The average cost of tuition is now increasing at a rate more than 15 times the average rise of household income.

“This is a serious, serious challenge,” Munoz said. “The president has said 2014 is going to be a year of action.”

Through a series of “rapid-fire” presentations, professors and entrepreneurs discussed ways they are utilizing data to help illuminate cheaper, more effective learning paths for students.

Though the services and products covered a wide range of data projects, many of the presenters emphasized a key shared goal: improving human connections in education.

Chip Paucek, co-founder and chief executive officer of 2U, described his company’s goal as “eliminating the back row.” With 2U’s online courses, less than 10 students are in each class, interacting face-to-face with their instructor on an online platform.

“We like to think of it as intellectual intimacy,” Paucek said.
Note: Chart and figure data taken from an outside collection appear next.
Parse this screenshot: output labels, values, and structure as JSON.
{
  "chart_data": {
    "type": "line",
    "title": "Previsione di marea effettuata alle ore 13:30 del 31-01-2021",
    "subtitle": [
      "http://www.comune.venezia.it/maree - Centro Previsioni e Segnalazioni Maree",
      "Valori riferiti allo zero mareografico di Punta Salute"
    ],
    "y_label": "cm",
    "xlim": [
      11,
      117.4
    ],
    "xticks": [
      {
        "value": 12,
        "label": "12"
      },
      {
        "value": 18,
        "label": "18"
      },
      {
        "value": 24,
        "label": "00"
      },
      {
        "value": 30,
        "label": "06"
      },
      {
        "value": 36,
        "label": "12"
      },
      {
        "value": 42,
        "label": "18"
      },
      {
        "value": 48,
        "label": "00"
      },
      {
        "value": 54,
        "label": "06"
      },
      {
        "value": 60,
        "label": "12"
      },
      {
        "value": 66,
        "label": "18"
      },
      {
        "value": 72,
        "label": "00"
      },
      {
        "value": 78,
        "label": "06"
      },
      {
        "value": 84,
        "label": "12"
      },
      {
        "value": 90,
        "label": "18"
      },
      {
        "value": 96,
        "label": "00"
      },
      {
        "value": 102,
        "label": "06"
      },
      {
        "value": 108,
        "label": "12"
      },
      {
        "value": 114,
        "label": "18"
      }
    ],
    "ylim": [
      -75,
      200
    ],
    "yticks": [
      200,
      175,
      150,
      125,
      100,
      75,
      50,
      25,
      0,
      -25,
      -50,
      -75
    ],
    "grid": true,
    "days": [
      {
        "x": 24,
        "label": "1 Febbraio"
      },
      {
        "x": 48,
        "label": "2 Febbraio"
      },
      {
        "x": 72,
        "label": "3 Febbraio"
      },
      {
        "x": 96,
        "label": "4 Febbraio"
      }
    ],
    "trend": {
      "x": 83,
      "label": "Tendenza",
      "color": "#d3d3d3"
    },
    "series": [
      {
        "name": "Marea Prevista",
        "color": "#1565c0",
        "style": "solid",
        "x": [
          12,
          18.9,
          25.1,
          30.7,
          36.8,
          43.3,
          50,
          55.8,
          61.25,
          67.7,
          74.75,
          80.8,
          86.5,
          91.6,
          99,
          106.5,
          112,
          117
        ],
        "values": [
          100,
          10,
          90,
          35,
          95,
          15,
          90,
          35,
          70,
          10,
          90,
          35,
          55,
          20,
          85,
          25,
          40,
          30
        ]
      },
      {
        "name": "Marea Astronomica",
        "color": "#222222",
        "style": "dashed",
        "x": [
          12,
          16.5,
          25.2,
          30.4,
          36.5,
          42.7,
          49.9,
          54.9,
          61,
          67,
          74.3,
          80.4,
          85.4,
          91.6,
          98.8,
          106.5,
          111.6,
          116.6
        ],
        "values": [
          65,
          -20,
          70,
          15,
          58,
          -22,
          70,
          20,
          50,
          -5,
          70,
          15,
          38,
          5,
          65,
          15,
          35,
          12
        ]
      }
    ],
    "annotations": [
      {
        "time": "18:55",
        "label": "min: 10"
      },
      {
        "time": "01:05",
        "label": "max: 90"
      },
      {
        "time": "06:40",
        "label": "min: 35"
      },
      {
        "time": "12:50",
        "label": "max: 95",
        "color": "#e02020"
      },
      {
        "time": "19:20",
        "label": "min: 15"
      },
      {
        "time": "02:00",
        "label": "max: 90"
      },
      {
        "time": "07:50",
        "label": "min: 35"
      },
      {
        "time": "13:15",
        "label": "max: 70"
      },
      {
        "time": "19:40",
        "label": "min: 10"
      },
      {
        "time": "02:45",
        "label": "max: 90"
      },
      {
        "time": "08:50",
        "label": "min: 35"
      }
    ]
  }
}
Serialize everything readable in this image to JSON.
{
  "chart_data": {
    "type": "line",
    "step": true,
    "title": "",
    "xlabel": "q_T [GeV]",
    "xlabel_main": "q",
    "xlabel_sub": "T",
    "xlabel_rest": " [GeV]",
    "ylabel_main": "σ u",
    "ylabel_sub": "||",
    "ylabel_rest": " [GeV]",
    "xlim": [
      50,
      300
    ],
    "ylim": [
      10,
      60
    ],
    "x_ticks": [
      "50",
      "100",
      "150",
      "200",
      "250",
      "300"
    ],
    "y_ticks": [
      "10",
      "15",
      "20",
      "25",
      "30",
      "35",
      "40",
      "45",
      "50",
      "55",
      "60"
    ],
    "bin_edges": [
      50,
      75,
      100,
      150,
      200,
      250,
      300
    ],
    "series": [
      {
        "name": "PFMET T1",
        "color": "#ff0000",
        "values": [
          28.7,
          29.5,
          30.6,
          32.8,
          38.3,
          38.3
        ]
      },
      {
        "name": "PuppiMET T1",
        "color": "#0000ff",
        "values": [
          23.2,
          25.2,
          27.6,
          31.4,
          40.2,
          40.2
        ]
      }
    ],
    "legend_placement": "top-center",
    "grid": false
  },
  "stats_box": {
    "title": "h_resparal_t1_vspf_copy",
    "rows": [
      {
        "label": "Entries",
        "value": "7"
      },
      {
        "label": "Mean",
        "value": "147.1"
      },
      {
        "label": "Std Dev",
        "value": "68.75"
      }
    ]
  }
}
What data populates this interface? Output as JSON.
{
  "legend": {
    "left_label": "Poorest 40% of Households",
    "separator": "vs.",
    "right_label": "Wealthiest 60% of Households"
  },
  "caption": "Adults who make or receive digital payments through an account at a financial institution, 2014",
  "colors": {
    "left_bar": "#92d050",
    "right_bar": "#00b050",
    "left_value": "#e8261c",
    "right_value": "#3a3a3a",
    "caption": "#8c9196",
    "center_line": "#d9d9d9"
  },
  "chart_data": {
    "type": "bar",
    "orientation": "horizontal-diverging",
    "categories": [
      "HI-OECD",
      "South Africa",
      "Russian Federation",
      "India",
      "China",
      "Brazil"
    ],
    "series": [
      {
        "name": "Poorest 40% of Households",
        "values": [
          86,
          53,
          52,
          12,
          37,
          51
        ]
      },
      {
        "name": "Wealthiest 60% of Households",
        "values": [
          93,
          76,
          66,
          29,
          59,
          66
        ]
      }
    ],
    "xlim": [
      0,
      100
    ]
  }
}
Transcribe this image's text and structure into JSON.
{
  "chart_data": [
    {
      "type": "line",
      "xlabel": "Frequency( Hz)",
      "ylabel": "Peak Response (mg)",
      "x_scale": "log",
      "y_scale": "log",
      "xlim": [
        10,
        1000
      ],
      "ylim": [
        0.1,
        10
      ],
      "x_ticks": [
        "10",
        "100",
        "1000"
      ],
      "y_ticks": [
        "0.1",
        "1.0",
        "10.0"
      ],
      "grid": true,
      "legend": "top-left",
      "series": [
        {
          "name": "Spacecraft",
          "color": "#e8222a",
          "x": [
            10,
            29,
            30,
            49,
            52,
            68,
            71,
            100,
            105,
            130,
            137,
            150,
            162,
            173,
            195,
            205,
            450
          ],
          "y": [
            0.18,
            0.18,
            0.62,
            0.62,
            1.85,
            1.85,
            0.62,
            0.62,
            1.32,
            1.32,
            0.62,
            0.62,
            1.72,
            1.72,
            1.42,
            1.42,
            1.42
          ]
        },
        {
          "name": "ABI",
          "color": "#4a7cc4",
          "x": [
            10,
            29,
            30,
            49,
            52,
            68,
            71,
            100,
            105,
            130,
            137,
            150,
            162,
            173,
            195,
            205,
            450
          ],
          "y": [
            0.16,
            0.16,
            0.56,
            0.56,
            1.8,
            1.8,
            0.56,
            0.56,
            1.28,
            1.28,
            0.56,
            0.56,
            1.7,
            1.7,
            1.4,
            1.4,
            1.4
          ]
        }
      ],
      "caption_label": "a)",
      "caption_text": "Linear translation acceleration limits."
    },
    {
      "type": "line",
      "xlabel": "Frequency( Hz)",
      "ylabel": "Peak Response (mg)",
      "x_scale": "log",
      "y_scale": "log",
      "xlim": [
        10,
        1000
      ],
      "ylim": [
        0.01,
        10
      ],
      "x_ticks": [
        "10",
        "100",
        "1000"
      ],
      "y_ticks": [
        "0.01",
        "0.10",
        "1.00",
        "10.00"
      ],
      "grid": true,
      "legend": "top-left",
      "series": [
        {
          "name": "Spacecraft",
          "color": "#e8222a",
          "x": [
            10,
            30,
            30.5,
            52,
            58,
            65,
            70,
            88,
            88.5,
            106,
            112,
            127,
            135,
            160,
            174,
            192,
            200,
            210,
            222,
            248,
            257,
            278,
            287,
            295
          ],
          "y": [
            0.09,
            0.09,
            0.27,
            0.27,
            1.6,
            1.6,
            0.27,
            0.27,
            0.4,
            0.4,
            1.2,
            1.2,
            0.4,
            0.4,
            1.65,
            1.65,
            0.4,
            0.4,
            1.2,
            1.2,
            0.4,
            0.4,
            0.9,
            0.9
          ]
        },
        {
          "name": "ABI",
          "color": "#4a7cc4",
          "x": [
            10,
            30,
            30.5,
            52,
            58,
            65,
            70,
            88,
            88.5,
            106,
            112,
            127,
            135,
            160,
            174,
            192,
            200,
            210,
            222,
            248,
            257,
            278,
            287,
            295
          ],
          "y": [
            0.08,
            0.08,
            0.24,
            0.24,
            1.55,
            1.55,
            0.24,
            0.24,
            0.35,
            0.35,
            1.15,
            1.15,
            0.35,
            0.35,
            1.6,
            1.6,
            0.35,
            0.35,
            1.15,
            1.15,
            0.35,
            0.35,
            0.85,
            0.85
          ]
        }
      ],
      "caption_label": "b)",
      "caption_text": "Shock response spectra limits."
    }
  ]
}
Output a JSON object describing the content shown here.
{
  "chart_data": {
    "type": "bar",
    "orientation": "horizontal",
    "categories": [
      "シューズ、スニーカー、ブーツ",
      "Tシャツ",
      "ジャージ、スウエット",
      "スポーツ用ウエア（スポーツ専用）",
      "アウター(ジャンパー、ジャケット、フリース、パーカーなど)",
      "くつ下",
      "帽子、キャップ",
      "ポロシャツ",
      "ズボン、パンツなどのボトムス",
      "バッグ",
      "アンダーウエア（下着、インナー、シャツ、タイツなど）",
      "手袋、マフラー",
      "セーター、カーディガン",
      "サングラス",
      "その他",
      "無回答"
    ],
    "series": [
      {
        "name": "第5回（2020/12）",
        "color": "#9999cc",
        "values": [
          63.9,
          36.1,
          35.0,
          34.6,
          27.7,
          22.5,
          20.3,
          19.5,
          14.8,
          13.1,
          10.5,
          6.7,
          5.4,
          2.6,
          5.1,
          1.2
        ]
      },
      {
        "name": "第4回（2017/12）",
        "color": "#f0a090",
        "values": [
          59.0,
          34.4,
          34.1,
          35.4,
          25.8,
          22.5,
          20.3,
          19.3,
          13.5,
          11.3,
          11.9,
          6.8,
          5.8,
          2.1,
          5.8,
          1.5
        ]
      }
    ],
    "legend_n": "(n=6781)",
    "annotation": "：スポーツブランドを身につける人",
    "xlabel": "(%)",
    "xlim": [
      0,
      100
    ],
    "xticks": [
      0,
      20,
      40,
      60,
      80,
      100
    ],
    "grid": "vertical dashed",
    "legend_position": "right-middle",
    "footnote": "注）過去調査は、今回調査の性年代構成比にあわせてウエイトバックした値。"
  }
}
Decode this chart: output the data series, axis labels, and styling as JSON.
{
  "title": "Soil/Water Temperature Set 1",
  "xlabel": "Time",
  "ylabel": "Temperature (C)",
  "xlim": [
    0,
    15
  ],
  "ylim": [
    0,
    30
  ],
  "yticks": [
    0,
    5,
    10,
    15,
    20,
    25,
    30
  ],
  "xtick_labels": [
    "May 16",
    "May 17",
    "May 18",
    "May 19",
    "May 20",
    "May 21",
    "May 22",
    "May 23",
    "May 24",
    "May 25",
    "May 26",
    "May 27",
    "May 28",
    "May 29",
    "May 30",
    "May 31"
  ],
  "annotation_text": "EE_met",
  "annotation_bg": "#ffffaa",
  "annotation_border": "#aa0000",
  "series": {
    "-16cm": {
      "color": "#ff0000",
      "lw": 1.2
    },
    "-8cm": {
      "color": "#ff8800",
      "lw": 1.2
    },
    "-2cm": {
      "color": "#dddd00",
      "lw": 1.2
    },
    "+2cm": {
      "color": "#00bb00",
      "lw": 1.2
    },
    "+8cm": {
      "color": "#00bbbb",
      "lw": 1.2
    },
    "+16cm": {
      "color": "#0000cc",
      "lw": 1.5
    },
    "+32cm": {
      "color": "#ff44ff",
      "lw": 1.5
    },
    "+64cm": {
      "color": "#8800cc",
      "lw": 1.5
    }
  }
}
Laura Perna of LinkedIn discussed the social networks new university pages and how the site now connects students directly with colleges. Ariel Diaz of Boundless pushed for further adoption of textbooks made from open educational resources. Abigail Seldin, CEO of College Abacus, demonstrated the site’s financial aid calculator by examining college costs for the titular character in the film “Akeelah and the Bee.”

Robert Rubin of edX outlined the many ways educators and programmers are taking advantage of the nonprofit massive open online course platform’s open source code.

“It’s transformed from an open source project to an open source community,” Rubin said.

But all of this technology means nothing unless the right hands are putting it in front of the right students, the speakers repeated.

To that end, Bror Saxberg, chief learning officer of Kaplan Inc. aimed a dig toward MOOCs, telling the audience to imagine their worst professors — and then to imagine them broadcasting their teaching to tens of thousands of students at once.

“They are now weapons of mass destruction,” Saxberg said.

For the most part, though, data and technology was referred to throughout the event with reverence. Said Acting Deputy Secretary of Education Jim Shelton of the morning’s showcase of products: “Damn, I wish I’d had that.”

U.S. Secretary of Education Arne Duncan concluded the presentation with a fact he said keeps him awake at night. A generation ago, American universities’ graduation rates were ranked first in the world.

“Now, we’re twelfth,” Duncan said. “We need a different way of thinking about these issues.”